La contradiction entre une industrie de l'automobile qui cherche à ne pas sombrer et la volonté de tuer l'auto se voit soudain poussée à ses extrémités les plus insupportables.
- KELEREPUS, 16 novembre 2020. Il faudra se souvenir de cette majorité par laquelle vient d'être validée, à l'Assemblée nationale, en fin de semaine, la taxation des véhicules par leur poids. Ce qui constitue pourtant un véritable retour à de très vieilles et suicidaires habitudes. Visant initialement les automobiles à partir de 1400 kg, cette fiscalité aurait ainsi concerné près de deux tiers des véhicules mis sur le marché. Impossible, ne serait-ce que politiquement. La leçon des gilets jaunes et de leur rôle dans l'amorçage d'une crise interminable semble en partie retenue. En repoussant le seuil à 1800 kg, moins de 3% des autos seront finalement taxables, naturellement dans le segment du très haut de gamme. "Bravo" s'exclameront sans doute les –nombreux- tenants du principe résumé par "faisons payer les riches", le plus stupide des aveuglements dans un pays dont l'une des meilleures spécialités exportatrices se positionne dans les créneaux du luxe. Hélas, de ce fait, nos industriels bien de chez nous, faute d'un marché intérieur autre qu'anémié, risquent fort de renoncer à s'aventurer sur ce segment qui leur manque cruellement depuis une éternité. Au Ministère de l'Ecologie, on parle d'une "mesure symbolique". L'industrie est une activité qui ne repose pas sur des symboles, mais sur les réalités d'une compétition de tous les instants.

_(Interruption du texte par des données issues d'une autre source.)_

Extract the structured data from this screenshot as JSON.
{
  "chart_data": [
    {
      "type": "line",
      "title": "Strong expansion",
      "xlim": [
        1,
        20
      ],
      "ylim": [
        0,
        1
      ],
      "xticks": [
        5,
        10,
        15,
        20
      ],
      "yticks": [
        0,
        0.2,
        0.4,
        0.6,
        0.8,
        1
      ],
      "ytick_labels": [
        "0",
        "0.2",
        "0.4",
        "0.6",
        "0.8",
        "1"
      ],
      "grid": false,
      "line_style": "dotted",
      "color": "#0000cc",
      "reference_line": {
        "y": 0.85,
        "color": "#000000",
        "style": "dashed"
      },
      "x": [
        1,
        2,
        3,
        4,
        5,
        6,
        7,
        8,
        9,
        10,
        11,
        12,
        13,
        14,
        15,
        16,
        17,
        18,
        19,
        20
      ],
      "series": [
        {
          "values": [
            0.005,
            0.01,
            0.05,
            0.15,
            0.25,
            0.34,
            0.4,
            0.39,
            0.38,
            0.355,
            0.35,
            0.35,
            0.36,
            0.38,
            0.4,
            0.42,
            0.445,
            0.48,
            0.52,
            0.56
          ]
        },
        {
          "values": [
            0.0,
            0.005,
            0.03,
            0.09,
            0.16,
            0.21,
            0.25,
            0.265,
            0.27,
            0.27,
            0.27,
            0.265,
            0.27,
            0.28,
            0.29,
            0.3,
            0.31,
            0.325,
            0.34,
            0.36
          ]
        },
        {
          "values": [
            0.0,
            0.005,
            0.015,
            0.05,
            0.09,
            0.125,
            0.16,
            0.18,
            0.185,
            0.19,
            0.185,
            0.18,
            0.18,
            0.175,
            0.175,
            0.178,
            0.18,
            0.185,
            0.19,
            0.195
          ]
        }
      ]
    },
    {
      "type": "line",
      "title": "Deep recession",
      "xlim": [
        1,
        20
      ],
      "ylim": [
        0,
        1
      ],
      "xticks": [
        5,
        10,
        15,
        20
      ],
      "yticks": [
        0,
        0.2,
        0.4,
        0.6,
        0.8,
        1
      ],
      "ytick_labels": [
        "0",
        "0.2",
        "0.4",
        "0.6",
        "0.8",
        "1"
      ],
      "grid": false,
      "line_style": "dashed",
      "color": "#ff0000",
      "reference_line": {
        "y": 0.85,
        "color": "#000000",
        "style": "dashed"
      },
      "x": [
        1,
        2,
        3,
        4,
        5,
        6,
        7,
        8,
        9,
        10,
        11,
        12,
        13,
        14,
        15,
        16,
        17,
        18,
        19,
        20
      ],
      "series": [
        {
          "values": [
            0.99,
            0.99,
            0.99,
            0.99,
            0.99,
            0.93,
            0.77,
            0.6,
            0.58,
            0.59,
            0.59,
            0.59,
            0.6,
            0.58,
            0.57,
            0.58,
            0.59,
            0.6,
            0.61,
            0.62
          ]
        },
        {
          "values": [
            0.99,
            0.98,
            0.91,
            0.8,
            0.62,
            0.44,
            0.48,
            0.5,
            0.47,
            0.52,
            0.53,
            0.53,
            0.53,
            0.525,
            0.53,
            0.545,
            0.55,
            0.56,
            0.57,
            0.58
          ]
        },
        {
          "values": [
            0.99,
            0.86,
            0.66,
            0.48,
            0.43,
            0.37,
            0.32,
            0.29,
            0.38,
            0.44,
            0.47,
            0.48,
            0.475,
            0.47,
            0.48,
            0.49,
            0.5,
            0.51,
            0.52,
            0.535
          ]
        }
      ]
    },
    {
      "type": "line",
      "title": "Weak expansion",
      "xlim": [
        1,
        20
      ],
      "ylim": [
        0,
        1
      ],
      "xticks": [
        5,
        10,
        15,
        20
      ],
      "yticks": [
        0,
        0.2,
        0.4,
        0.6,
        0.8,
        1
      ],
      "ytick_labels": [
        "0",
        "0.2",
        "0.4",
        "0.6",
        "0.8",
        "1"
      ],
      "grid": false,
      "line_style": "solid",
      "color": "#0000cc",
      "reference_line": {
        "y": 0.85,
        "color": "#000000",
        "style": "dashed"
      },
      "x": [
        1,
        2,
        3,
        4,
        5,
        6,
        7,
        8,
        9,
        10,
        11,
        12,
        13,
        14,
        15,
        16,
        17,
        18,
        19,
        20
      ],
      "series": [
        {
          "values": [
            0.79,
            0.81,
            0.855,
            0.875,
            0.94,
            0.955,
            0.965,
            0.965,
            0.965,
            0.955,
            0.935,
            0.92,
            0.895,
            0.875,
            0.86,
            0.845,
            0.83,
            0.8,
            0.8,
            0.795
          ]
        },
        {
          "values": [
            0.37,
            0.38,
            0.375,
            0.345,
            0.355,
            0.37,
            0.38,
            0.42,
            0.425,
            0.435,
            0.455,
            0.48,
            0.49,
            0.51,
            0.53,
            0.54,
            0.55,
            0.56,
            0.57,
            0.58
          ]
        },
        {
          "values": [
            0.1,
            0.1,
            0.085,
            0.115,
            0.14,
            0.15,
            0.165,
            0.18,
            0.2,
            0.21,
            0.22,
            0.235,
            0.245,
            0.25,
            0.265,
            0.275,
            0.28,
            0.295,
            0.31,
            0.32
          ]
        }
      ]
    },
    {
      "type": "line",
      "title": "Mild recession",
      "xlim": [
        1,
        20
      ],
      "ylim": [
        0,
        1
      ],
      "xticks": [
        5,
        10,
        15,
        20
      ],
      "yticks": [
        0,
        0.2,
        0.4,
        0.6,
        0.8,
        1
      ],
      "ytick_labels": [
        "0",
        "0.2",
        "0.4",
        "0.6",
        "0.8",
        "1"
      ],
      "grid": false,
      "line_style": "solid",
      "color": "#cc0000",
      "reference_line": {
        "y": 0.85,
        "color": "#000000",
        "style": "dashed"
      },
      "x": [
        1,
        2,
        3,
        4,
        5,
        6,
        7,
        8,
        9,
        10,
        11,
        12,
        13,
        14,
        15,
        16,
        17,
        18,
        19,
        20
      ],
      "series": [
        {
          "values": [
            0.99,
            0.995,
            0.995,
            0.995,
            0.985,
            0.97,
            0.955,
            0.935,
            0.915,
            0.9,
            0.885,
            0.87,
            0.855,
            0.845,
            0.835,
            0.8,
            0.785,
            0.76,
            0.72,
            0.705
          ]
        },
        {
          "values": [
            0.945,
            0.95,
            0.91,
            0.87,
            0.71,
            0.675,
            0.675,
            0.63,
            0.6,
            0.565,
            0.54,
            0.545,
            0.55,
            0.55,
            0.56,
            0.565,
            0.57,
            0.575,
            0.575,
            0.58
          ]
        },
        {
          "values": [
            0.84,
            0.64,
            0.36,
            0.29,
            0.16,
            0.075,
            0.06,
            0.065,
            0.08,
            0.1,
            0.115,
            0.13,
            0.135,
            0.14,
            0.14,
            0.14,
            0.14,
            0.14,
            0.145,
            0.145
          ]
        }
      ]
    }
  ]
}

Voilà qui rappelle de très anciens épisodes. Un peu d'histoire permet de mieux comprendre. En 1964, le Ministère des Finances avait refusé la prolongation du règlement judiciaire de la firme française Facel-Vega, mise à genoux par le désastre des moteurs qu'elle avait dû adopter pour équiper sa Facellia, tous défectueux*. Ce faisant, l'Etat, sans doute dans un souci bien peu réaliste au regard des réalités industrielles, entendait peut-être protéger ses marques nationales. Hélas, cette initiative a surtout mis hors course ces mêmes constructeurs (ou d'autres) sur le segment du haut de gamme. Un choix qui n'a fait que s'amplifier par la suite, notamment avec une fiscalité dissuasive sur les modèles les plus puissants. Le coup de grâce arrivant avec la super-vignette décidée sous l'impact des chocs pétroliers des années 70. Hélas, l'industrie automobile ne trouve sa meilleure rentabilité que dans le haut-de-gamme, avec lequel les concurrents allemands ont fait leurs choux gras.
Trois remarques peuvent être ajoutées. La première est du ressort de l'arithmétique. On mesure déjà le poids déterminant qu'apportera la limitation partielle à la protection de la planète cette contrainte appliquée à 3% maximum du parc français (sauf électrique et hybride). La seconde prend la forme d'une interrogation. En hauts lieux, prend-on les industriels pour des incapables techniquement, au point de ne pas être en mesure de faire repasser par quelques astuces à seulement 1799 kg des modèles un peu trop en surpoids fiscal…? Enfin, le poids des véhicules a grimpé depuis des années sous l'effet d'un accroissement des dispositifs liés à la sécurité. On leur doit bien plus qu'aux radars et aux points bêtement perdus la très substantielle baisse de la mortalité sur les routes (observée dans des proportions comparables dans de nombreux pays).
* La jeune firme française spécialisée dans le haut de gamme s'était vue interdire l'utilisation de moteurs d'importation, faute d'une mécanique française à la hauteur de ce que devait être le nouveau véhicule. Fournis par Pont-à-Mousson, tous les blocs imposés se révélèrent défectueux, obligeant Facel (Forges et Ateliers de Construction d'Eure-et-Loir) à un remplacement sous garantie pour tous les clients, opération qui avait siphonné ses ressources et provoqué sont dépôt de bilan. Ironie de ce triste épisode, il intervenait quelques saisons après le lancement de la "petite" Facel, qui fut ré-équipée avec des moteurs Volvo, qui donnèrent entière satisfaction, mais aussi dans les premières mises en pratique des dispositifs du marché commun européen. Lesquel auraient permis l'importation de moteurs étrangers, petit pied de nez. Du reste, c'est en 1964 que fut rendu le jugement et sa jurisprudence baptisée "Grundig-Consten", déboutant Max Grundig et son importateur en France (le coureur automobile Bernard Consten et ses deux frères) dans leur tentative d'enrayer des importations parallèles d'équipements Grundig.